Binbin Yang1, Kangyang Xie2, Xinyu Xiao3, Meng Wang3, Yang Liu1, Jingdong Chen3, Ming Yang3, Liang Lin1
1Sun Yat-sen University, 2Zhejiang University, 3Antgroup
VidMaestro utilizes a reference image (the leftmost frame), and uses a pair of appearance and motion descriptions as prompts to generate a video.
Abstract
Recent advances in diffusion models have greatly propelled the progress of text-to-image (T2I) generation. However, generating both high-fidelity and high-dynamic videos poses greater challenges due to the high-dimensional latent space, the intricate spatial-temporal relationships, and the strong reliance on high-quality training data. Prior works have sought to extend a T2I diffusion model to a text/image-to-video model by incorporating temporal convolution/self-attention modules. While the integration of temporal operations can enhance temporal coherence, they often suffer from limited object animation and unsatisfactory motion patterns. An underlying cause is the individual frame-wise semantic alignment with the input text prompt, which fails to comprehensively capture the intricate spatial-temporal dynamics.

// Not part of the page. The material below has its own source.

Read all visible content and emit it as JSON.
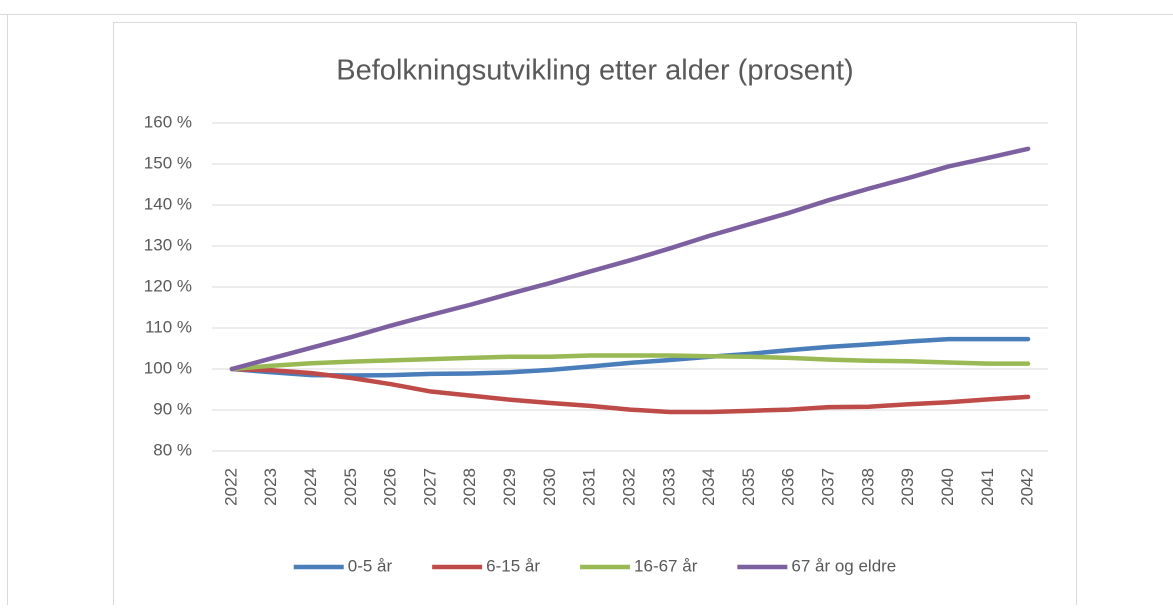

In this work, we present VidMaestro, a video diffusion model to generate high-definition videos with controllable motion by separately guiding the appearance and motion information. Specifically, our method takes as inputs an appearance prompt, which includes a reference image and a textual description, as well as a motion prompt that details the movement and actions within the video. Unlike previous works that solely use spatial 2D cross-attention to individually align each frame with the appearance prompt, our VidMaestro introduces a motion-aware 3D cross-attention module to comprehensively capture video dynamics in the spatial-temporal space and thereby improve the semantic alignment with the input motion cues. By explicitly guiding the spatial and temporal content with these two cues, our VidMaestro exhibits the capability to generate controllable and high-dynamic motions rather than minimal animations. Extensive experiments have been conducted to demonstrate the superior spatial-temporal generative performance of our method, especially with temporal consistency and controllable motion.
Spatial 2D cross-attention v.s. Motion-aware 3D cross-attention
Spatial 2D cross-attention fails to correctly associate the "roaring" token with appropriate region. By contrast, our motion-aware 3D cross-attention successfully localizes the mouth of the mechanical white tiger and captures its moving trajectory.